A non-exhaustive list of possible questions and topics might include:

- Do computer simulations represent a new category of epistemic objects?
- The role of metaphor or verisimilitude in terms of the structure or
  behaviour under consideration. Of the brain in neural networks, of
  social or biological structures in A-life systems, for example. At
  what point can the metaphor be abandoned?
- Lines of enquiry suggested by Baudrillard’s distinction between
  simulation and simulacrum. Where, for instance, are the borders
  between reconstructions, interpretations and acts of ‘pure’
  imagination? If an act of ‘projected’ or ‘applied’ imagination can be
  seen in this light, why not one of personal creativity?
- Is there a relationship of simulation between the performance of music
  and the abstract ‘work’? Between the ‘work’ and its ineffable
  motivating impulse?
- Does the new state of science suggest that we rethink our entire model
  of the ways in which we understand the stages and ontologies of music
  production in general, including historical models?
- In which way does a system embody its author’s understanding of the
  phenomenon in question? That is, might it tell us as much about the
  context, the world-view of its own development as about its subject
- The way computation can merge with composition and performance opens
  to question our received understanding of the processes of
  contemporary musical/sonic creation.
- A major value of computation as a tool lies in the possibilities it
  offers for the development of instruments and apparatuses of enquiry
  or experience that would otherwise be impossible. What value do
  simulations of physically ‘impossible’ systems have? What relation is
  there to the tradition of ‘thought experiment’?

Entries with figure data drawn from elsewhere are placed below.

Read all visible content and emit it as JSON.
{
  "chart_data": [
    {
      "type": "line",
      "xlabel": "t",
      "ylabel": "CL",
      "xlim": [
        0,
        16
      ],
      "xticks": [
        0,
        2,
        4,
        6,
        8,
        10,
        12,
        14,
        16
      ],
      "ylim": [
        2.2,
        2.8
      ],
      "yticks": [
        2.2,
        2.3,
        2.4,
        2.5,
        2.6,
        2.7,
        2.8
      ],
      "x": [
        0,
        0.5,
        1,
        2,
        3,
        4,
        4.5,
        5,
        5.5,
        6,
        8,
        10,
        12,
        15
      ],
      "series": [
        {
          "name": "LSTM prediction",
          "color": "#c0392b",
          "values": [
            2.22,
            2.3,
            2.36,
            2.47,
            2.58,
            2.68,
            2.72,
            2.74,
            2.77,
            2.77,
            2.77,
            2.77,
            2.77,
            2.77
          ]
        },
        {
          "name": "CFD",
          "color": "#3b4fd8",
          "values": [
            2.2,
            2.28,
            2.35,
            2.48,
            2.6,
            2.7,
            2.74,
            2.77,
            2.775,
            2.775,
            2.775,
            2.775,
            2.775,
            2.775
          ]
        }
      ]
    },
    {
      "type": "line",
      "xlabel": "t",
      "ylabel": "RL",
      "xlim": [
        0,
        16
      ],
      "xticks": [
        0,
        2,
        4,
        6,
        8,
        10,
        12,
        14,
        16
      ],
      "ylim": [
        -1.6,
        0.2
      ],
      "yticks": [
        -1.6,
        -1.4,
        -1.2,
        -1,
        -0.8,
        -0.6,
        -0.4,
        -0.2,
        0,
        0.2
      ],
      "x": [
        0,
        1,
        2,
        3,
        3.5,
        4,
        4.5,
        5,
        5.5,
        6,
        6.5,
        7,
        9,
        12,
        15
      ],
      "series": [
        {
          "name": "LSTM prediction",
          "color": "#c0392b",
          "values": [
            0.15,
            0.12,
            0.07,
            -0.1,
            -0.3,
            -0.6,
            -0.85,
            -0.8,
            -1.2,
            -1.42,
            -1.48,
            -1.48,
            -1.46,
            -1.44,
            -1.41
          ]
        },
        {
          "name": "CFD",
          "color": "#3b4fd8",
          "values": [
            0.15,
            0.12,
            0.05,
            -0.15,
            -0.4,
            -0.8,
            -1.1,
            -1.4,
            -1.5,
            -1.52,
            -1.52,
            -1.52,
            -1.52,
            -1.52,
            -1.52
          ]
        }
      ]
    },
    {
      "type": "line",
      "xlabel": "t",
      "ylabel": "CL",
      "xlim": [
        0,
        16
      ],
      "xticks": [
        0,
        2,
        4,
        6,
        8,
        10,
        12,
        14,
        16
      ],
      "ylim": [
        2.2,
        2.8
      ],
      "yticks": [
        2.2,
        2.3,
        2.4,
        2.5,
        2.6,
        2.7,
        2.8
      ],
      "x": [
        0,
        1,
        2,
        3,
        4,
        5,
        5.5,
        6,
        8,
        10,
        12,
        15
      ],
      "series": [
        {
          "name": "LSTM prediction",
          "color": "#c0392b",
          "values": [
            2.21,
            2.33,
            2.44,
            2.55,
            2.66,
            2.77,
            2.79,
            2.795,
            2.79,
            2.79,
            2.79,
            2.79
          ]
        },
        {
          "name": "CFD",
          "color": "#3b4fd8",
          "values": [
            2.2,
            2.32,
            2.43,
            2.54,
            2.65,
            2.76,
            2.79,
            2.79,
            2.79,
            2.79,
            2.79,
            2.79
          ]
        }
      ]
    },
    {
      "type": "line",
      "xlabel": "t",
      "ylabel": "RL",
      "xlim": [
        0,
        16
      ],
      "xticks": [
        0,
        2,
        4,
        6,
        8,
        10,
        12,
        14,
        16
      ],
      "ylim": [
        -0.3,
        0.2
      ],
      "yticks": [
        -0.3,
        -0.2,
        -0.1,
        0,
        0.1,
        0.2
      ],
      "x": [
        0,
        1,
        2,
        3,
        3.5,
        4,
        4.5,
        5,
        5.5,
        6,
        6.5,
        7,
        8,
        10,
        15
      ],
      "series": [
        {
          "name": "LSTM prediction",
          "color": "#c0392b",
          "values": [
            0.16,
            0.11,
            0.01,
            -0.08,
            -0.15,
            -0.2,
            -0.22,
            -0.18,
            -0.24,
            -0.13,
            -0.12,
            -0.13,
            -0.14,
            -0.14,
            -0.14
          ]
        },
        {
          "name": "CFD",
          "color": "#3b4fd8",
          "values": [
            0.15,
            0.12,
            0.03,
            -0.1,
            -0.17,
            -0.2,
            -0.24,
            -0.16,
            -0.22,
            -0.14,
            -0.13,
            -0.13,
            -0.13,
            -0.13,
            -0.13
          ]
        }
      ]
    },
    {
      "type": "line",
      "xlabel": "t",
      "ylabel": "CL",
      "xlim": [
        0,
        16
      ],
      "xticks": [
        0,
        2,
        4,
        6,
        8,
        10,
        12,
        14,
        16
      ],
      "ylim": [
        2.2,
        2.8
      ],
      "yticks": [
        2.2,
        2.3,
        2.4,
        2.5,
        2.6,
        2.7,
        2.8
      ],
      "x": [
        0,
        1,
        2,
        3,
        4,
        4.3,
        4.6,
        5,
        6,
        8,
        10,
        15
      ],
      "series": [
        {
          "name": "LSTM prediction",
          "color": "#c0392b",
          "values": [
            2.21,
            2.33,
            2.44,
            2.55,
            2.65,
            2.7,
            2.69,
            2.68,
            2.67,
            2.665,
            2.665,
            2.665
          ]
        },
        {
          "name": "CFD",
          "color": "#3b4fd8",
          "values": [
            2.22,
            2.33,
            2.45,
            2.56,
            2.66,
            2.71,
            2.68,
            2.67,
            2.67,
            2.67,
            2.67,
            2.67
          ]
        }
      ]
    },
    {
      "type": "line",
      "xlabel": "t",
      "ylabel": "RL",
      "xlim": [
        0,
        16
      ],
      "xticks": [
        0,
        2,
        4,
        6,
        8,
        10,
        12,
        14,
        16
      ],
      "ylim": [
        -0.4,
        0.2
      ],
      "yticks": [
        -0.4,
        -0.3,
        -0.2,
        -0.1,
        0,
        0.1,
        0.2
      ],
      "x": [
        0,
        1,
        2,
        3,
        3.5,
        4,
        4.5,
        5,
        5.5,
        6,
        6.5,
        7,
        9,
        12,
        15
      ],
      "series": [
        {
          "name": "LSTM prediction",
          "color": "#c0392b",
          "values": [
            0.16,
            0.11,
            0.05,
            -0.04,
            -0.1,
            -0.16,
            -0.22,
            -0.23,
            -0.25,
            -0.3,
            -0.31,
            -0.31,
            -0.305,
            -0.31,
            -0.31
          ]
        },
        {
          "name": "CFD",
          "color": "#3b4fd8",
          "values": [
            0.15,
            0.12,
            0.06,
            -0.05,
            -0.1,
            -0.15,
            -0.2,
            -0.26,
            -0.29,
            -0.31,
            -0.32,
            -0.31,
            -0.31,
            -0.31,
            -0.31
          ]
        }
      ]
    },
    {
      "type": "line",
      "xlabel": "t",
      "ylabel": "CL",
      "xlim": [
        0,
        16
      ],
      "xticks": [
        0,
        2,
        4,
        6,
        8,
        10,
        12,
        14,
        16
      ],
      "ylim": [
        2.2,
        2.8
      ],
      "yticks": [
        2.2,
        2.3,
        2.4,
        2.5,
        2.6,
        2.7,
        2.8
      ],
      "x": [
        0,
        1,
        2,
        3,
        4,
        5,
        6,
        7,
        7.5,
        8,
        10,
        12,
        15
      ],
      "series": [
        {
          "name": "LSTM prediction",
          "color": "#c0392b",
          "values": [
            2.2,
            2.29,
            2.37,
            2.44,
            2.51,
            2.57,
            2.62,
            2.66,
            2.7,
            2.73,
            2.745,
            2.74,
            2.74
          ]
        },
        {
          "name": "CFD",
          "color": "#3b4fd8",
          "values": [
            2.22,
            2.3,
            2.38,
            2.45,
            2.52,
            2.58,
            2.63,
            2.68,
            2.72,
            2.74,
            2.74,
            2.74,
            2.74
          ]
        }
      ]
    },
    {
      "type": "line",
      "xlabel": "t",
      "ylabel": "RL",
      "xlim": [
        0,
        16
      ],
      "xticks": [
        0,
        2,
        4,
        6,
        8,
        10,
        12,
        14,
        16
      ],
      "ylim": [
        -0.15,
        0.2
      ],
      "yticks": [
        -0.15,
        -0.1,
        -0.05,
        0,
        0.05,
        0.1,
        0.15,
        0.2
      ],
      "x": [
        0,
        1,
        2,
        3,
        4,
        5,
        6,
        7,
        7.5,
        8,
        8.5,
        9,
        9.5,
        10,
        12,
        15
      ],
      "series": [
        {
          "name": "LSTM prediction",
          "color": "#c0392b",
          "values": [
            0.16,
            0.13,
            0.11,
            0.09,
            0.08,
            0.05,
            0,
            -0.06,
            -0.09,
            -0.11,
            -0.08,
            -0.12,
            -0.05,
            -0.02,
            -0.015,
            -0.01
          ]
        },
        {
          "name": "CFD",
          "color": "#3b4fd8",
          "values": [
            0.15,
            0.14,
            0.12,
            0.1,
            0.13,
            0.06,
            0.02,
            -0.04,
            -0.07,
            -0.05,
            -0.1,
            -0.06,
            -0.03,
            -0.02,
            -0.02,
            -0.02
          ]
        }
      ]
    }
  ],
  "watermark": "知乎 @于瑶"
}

- Rather than remaining inert tools, computational processes tend to
  unfold a specific agency, retroacting on the research or creative
  process they are inserted into.
- What kind of materiality do computational experiments develop? If they
  lack the material resistance as part of the experimental arrangement
  (Gramelsberger), could there be a different kind materiality that
  comes into play?
- Computational methods enter in a ‘co-generative’ relationship with the
  entities they interact with: they co-determine the outcome of the
  research or artistic endeavours. Humans and computational processes
  are inextricably entangled in a network of relations, an ecosystem of
  interdependences devoid of hierarchies and separability.
- If there is always already an ‘experimental intelligibility internal
  to computation’ (Parisi) through which the premises of the input data
  are autonomously revised, what are the opportunities in this duality
  of experimentality (intrinsic to computation as well as introduced
  through an experimenter’s design)?
- What are the implications for artistic work if experimental computer
  systems are always the result of a collaborative writing process of
  several authors (Gramelsberger)?


Convenors: Jonathan Impett, Hanns Holger Rutz, David Pirrò
Invited Speakers: Luciana Parisi, N.N.